TRON: The Gods Have Become Like One Of Us

TRON: The Gods Have Become Like One Of Us March 18, 2009

As I’ve been reflecting on the far more explicit religious overtones in TRON than I recalled from watching the movie when I was younger, I’ve found one particular aspect of its implicit message intriguing.

At one point, Tron says to Flynn that, if he is a user, then he must be in the computer world as part of some plan. Flynn’s response is that sometimes you just muddle through and take things as they come. Tron thought that is the way things are for programs, but was shocked that the same might be true for users.

Given the way, particularly at the very end of the movie, the parallels between our “real world” and the computer world are highlighted, it seems that the movie TRON would have us ask not merely “is this a simulation” (as in the Matrix films and The Thirteenth Floor) but “What if God was one of usjust a slob like one of us…?” It is a principle since the Copernican revolution that the heavenly realm is not made of different sorts of substances with different properties than the terrestrial. Is TRON suggesting a similar sort of theological revolution – that wherever and whatever “heaven” might be, it is unlikely to be populated by beings that do not face the same problems and hurdles we do? To put it another way, instead of turtles, what if it is “people” or “programs” all the way down? Of course, an infinite regression of anything is unsatisfying, but that’s precisely the philosophical conundrum that plagues religious believers and atheists alike: we don’t have any clear-cut reason to stop the regression at some specific point rather than another, whether at a deity or at a multiverse-making mechanism.

With multiple programmers/users, TRON may be argued to have a “radical polytheistic” outlook. Who started the company, who made it great, and who is currently in charge are not the same: there is no stability of leadership in the human realm. The figure of the Master Control Program is perhaps a rebellious Satan figure, wishing to be “the only god”. The MCP is persuaded that users are imperfect and that it can rule over all worlds. Rather than monotheism, the MCP has a vision of monolithic dominance, seeking to absorb all other programs into its own self, not realizing how diminished the computer world has become, or how grotesque the MCP itself has become, in the process. And so above all else, the character of the MCP serves as a warning. The attempt to become all-powerful and all-encompassing will not lead one to greatness in any meaningful sense.
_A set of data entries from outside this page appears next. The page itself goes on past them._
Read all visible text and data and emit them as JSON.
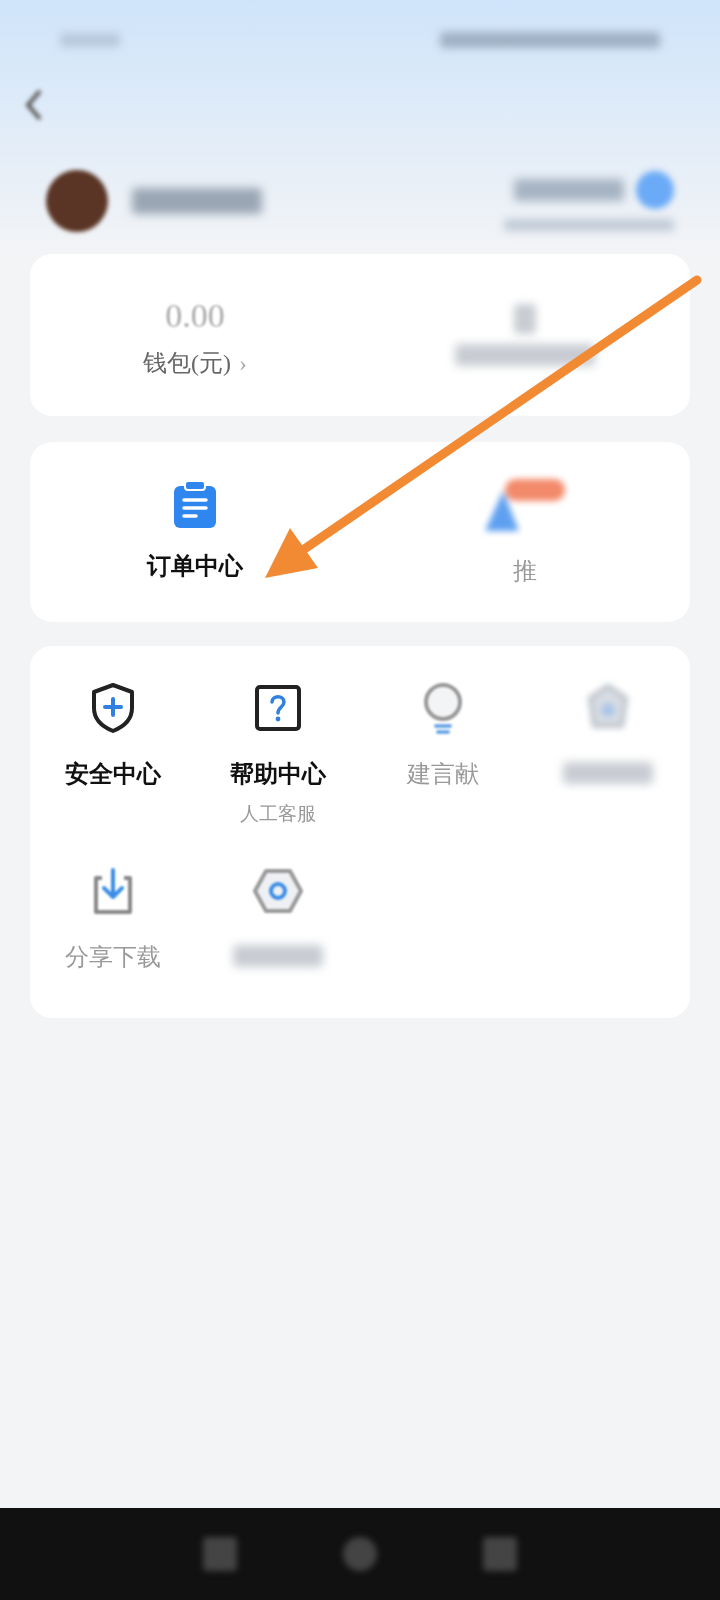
{
  "wallet": {
    "amount": "0.00",
    "label": "钱包(元)",
    "chevron": "›"
  },
  "featured": [
    {
      "label": "订单中心",
      "dimmed": false
    },
    {
      "label": "推",
      "dimmed": true
    }
  ],
  "services": [
    {
      "label": "安全中心",
      "kind": "shield",
      "dimmed": false
    },
    {
      "label": "帮助中心",
      "sub": "人工客服",
      "kind": "help",
      "dimmed": false
    },
    {
      "label": "建言献",
      "kind": "bulb",
      "dimmed": true
    },
    {
      "kind": "gear",
      "dimmed": true
    },
    {
      "label": "分享下载",
      "kind": "download",
      "dimmed": true
    },
    {
      "kind": "hexagon",
      "dimmed": true
    }
  ]
}
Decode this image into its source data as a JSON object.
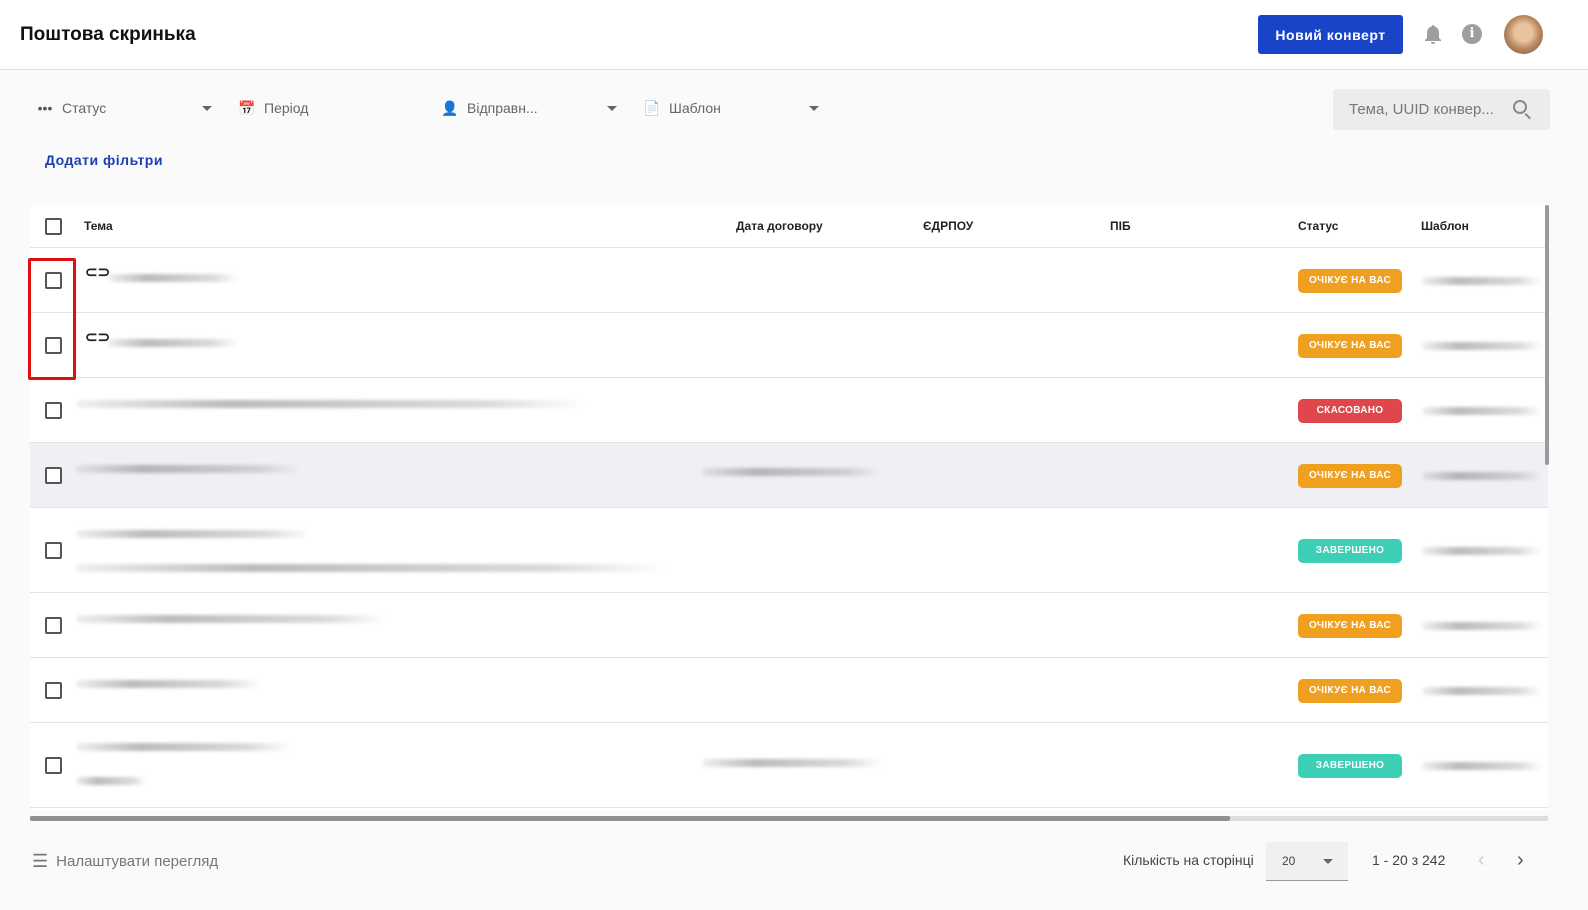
{
  "header": {
    "title": "Поштова скринька",
    "new_envelope": "Новий конверт"
  },
  "filters": {
    "status": "Статус",
    "period": "Період",
    "sender": "Відправн...",
    "template": "Шаблон",
    "search_placeholder": "Тема, UUID конвер...",
    "add_filters": "Додати фільтри"
  },
  "table": {
    "columns": {
      "subject": "Тема",
      "contract_date": "Дата договору",
      "edrpou": "ЄДРПОУ",
      "name": "ПІБ",
      "status": "Статус",
      "template": "Шаблон"
    },
    "rows": [
      {
        "status": "ОЧІКУЄ НА ВАС",
        "status_color": "#f0a020",
        "linked": true
      },
      {
        "status": "ОЧІКУЄ НА ВАС",
        "status_color": "#f0a020",
        "linked": true
      },
      {
        "status": "СКАСОВАНО",
        "status_color": "#e0474c",
        "linked": false
      },
      {
        "status": "ОЧІКУЄ НА ВАС",
        "status_color": "#f0a020",
        "linked": false
      },
      {
        "status": "ЗАВЕРШЕНО",
        "status_color": "#3dcfb6",
        "linked": false
      },
      {
        "status": "ОЧІКУЄ НА ВАС",
        "status_color": "#f0a020",
        "linked": false
      },
      {
        "status": "ОЧІКУЄ НА ВАС",
        "status_color": "#f0a020",
        "linked": false
      },
      {
        "status": "ЗАВЕРШЕНО",
        "status_color": "#3dcfb6",
        "linked": false
      }
    ]
  },
  "footer": {
    "customize_view": "Налаштувати перегляд",
    "per_page_label": "Кількість на сторінці",
    "per_page": "20",
    "range": "1 - 20 з 242"
  }
}
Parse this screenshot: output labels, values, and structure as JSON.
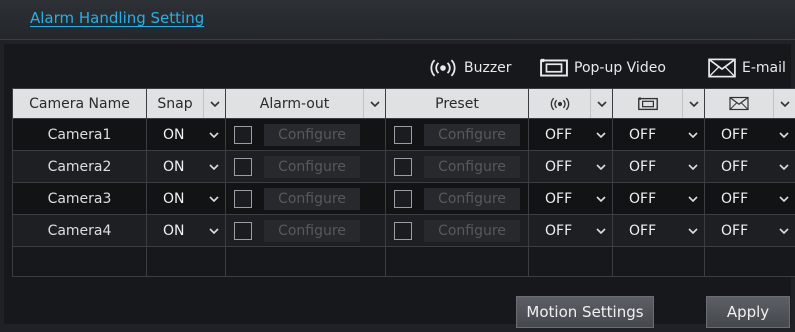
{
  "header": {
    "title": "Alarm Handling Setting"
  },
  "legend": {
    "buzzer": {
      "label": "Buzzer",
      "icon": "buzzer-icon"
    },
    "popup": {
      "label": "Pop-up Video",
      "icon": "popup-video-icon"
    },
    "email": {
      "label": "E-mail",
      "icon": "email-icon"
    }
  },
  "table": {
    "headers": {
      "camera": "Camera Name",
      "snap": "Snap",
      "alarm_out": "Alarm-out",
      "preset": "Preset"
    },
    "rows": [
      {
        "camera": "Camera1",
        "snap": "ON",
        "alarm_out_btn": "Configure",
        "preset_btn": "Configure",
        "buzzer": "OFF",
        "popup": "OFF",
        "email": "OFF"
      },
      {
        "camera": "Camera2",
        "snap": "ON",
        "alarm_out_btn": "Configure",
        "preset_btn": "Configure",
        "buzzer": "OFF",
        "popup": "OFF",
        "email": "OFF"
      },
      {
        "camera": "Camera3",
        "snap": "ON",
        "alarm_out_btn": "Configure",
        "preset_btn": "Configure",
        "buzzer": "OFF",
        "popup": "OFF",
        "email": "OFF"
      },
      {
        "camera": "Camera4",
        "snap": "ON",
        "alarm_out_btn": "Configure",
        "preset_btn": "Configure",
        "buzzer": "OFF",
        "popup": "OFF",
        "email": "OFF"
      }
    ]
  },
  "buttons": {
    "motion": "Motion Settings",
    "apply": "Apply"
  },
  "colors": {
    "accent": "#29aee6",
    "header_bg": "#e0e1e2",
    "panel_bg": "#16181b"
  }
}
One reason I continue to value the doctrine of the Trinity (not as though it could be treated as a statement of fact about the divine essence, but as a metaphor) is because of the power of its present-day formulations to model unity in diversity. If, whether philosophically or scientifically speaking, we cannot answer the question of what the ultimate reason is that anything exists, nor identify a First Cause with attributes that we can know, then the best we can hope to do is choose a symbolic expression of the ultimate. And what better one than an image of mutual cooperation between persons? The doctrine of the Trinity is a potent religious symbol because it has the potential to get us to ask: What if it’s not turtles but love all the way down?

In a sense, that message is there in TRON too. Walter Gibbs’ love for the company he created in his garage leads him to talk about the spirit that he and others have left in the programs they created, to which Dillinger replies that it is getting late and he has better things to do than to have a “religious discussion” with him. And it is a plurality of cooperating persons that wins the victory, not the monolithic clinging to power of one individual, whether human or program.